Ensemble Bayesian model averaging provides a methodology to explicitly handle conceptual model uncertainty in the interpretation and analysis of environmental systems. This method combines the predictive capabilities of multiple different models and jointly assesses their uncertainty. The probability density function (pdf) of the quantity of interest predicted by Bayesian model averaging is essentially a weighted average of individual pdf's predicted by a set of different models that are centered around their forecasts. The weights assigned to each of the models reflect their contribution to the forecast skill over the training period. This code uses the Expectation Maximization algorithm for BMA model training. This version for BMA model training assumes the predictive PDF's of the ensemble members to equal a normal, lognormal, truncated normal or gamma distribution with constant or nonconstant variance. Please refer to the MODELAVG Package for a larger suite of predictive PDF's of the ensemble members and other added functionalities & visual output to the screen.
- Download and unzip the zip file 'MATLAB_code_BMA_EM_V2.0.zip' in a directory 'BMA-EM'
- Add the toolbox to your MATLAB search path by running the script 'install_BMA_EM.m' available in the root directory
- You are ready to run the examples.
- After intalling, you can simply direct to each example folder and execute the local 'example_X.m' file.

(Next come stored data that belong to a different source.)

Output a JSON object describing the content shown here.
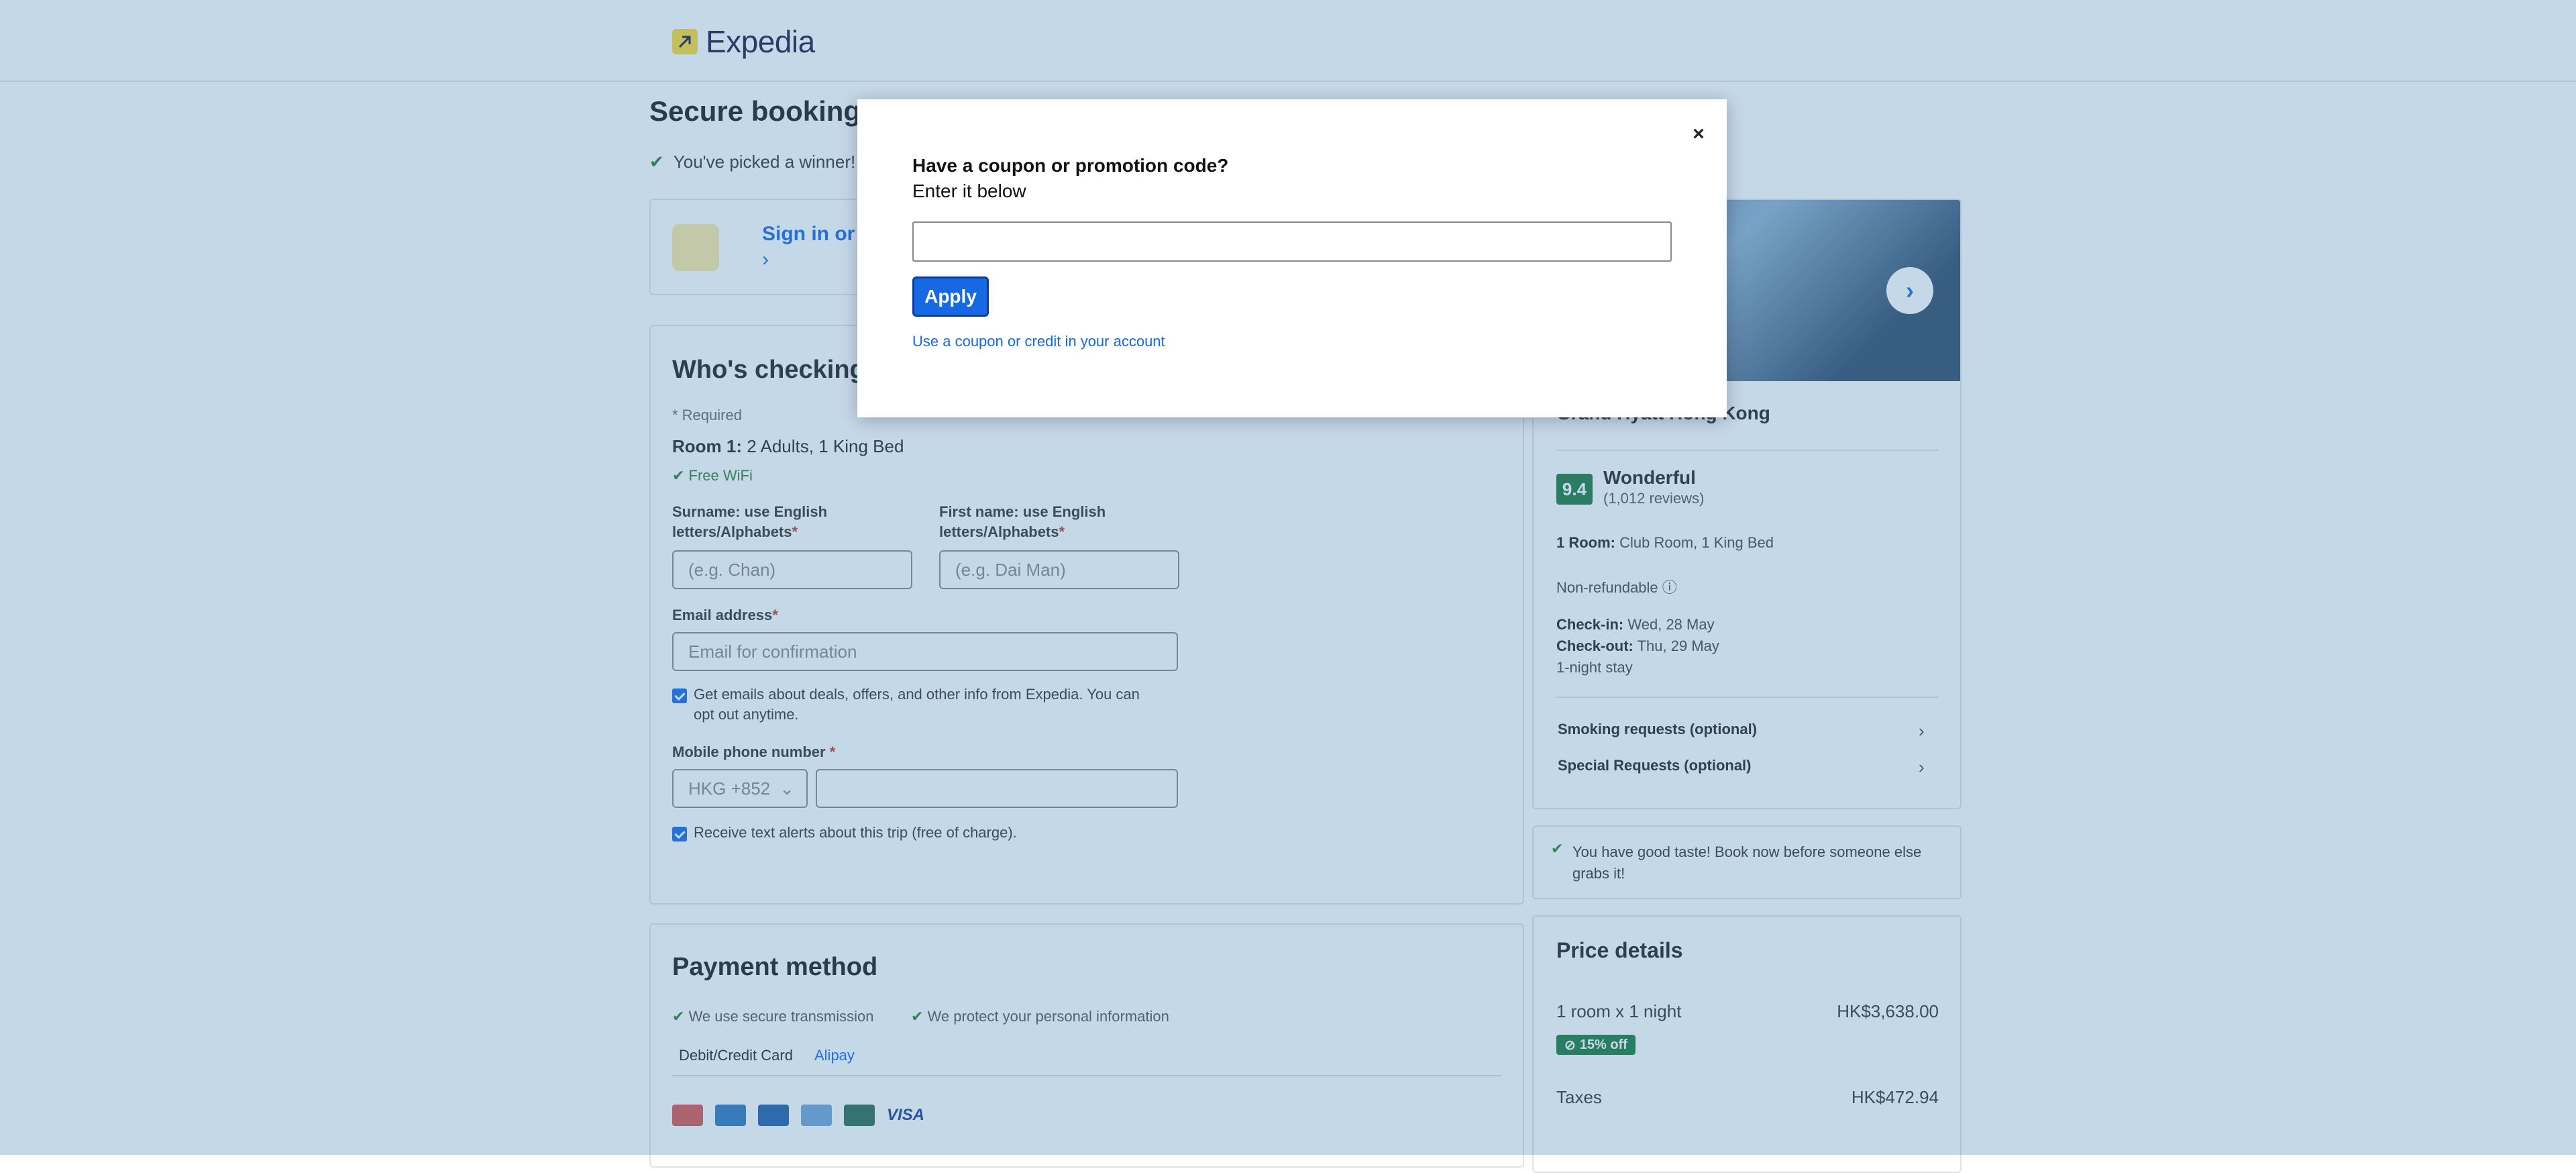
{
  "brand": {
    "name": "Expedia",
    "logo_icon": "arrow-icon"
  },
  "page": {
    "title": "Secure booking",
    "picked_text": "You've picked a winner!",
    "signin": {
      "label": "Sign in or",
      "chevron": "›"
    }
  },
  "who": {
    "title": "Who's checking",
    "required_note": "* Required",
    "room_label": "Room 1:",
    "room_value": "2 Adults, 1 King Bed",
    "wifi": "Free WiFi",
    "surname_label_1": "Surname: use English",
    "surname_label_2": "letters/Alphabets",
    "surname_placeholder": "(e.g. Chan)",
    "firstname_label_1": "First name: use English",
    "firstname_label_2": "letters/Alphabets",
    "firstname_placeholder": "(e.g. Dai Man)",
    "email_label": "Email address",
    "email_placeholder": "Email for confirmation",
    "deals_text_1": "Get emails about deals, offers, and other info from Expedia. You can",
    "deals_text_2": "opt out anytime.",
    "phone_label": "Mobile phone number",
    "phone_code": "HKG +852",
    "text_alerts": "Receive text alerts about this trip (free of charge).",
    "asterisk": "*"
  },
  "payment": {
    "title": "Payment method",
    "secure_1": "We use secure transmission",
    "secure_2": "We protect your personal information",
    "tab_card": "Debit/Credit Card",
    "tab_alipay": "Alipay",
    "visa": "VISA"
  },
  "hotel": {
    "name": "Grand Hyatt Hong Kong",
    "score": "9.4",
    "score_word": "Wonderful",
    "reviews": "(1,012 reviews)",
    "room_label": "1 Room:",
    "room_value": "Club Room, 1 King Bed",
    "refund": "Non-refundable",
    "checkin_label": "Check-in:",
    "checkin_value": "Wed, 28 May",
    "checkout_label": "Check-out:",
    "checkout_value": "Thu, 29 May",
    "stay": "1-night stay",
    "smoking": "Smoking requests (optional)",
    "special": "Special Requests (optional)"
  },
  "taste": "You have good taste! Book now before someone else grabs it!",
  "price": {
    "title": "Price details",
    "row1_label": "1 room x 1 night",
    "row1_value": "HK$3,638.00",
    "discount": "15% off",
    "taxes_label": "Taxes",
    "taxes_value": "HK$472.94"
  },
  "modal": {
    "title_line1": "Have a coupon or promotion code?",
    "title_line2": "Enter it below",
    "input_value": "",
    "apply_label": "Apply",
    "account_link": "Use a coupon or credit in your account",
    "close_icon": "×"
  }
}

- Please make sure you read carefully the instructions (i.e., green comments) in 'install_BMA_EM.m'
- Download and unzip the zip file 'Python_code_BMA_EM_V2.0.zip' to a directory called 'BMA_EM'.
- Go to Command Prompt and directory of example_X in the root of 'BMA_EM'
- Now you can execute this example by typing 'python example_X.py'
- Instructions can be found in the file 'BMA_EM.py'
- Vrugt, Jasper A. (jasper@uci.edu)
- Example 1: 24-hour forecasts of river discharge
- Example 2: 48-forecasts of sea surface temperature
- Example 3: 48-forecasts of sea surface pressure
- Example 11: Forecasts of water levels
- 1.0
- Initial Release
- 2.0
- Python implementation
- New built-in case studies and conditional PDFs
Python toolbox is a translation of MATLAB code. This code has been benchmarked, but MATLAB code is reference.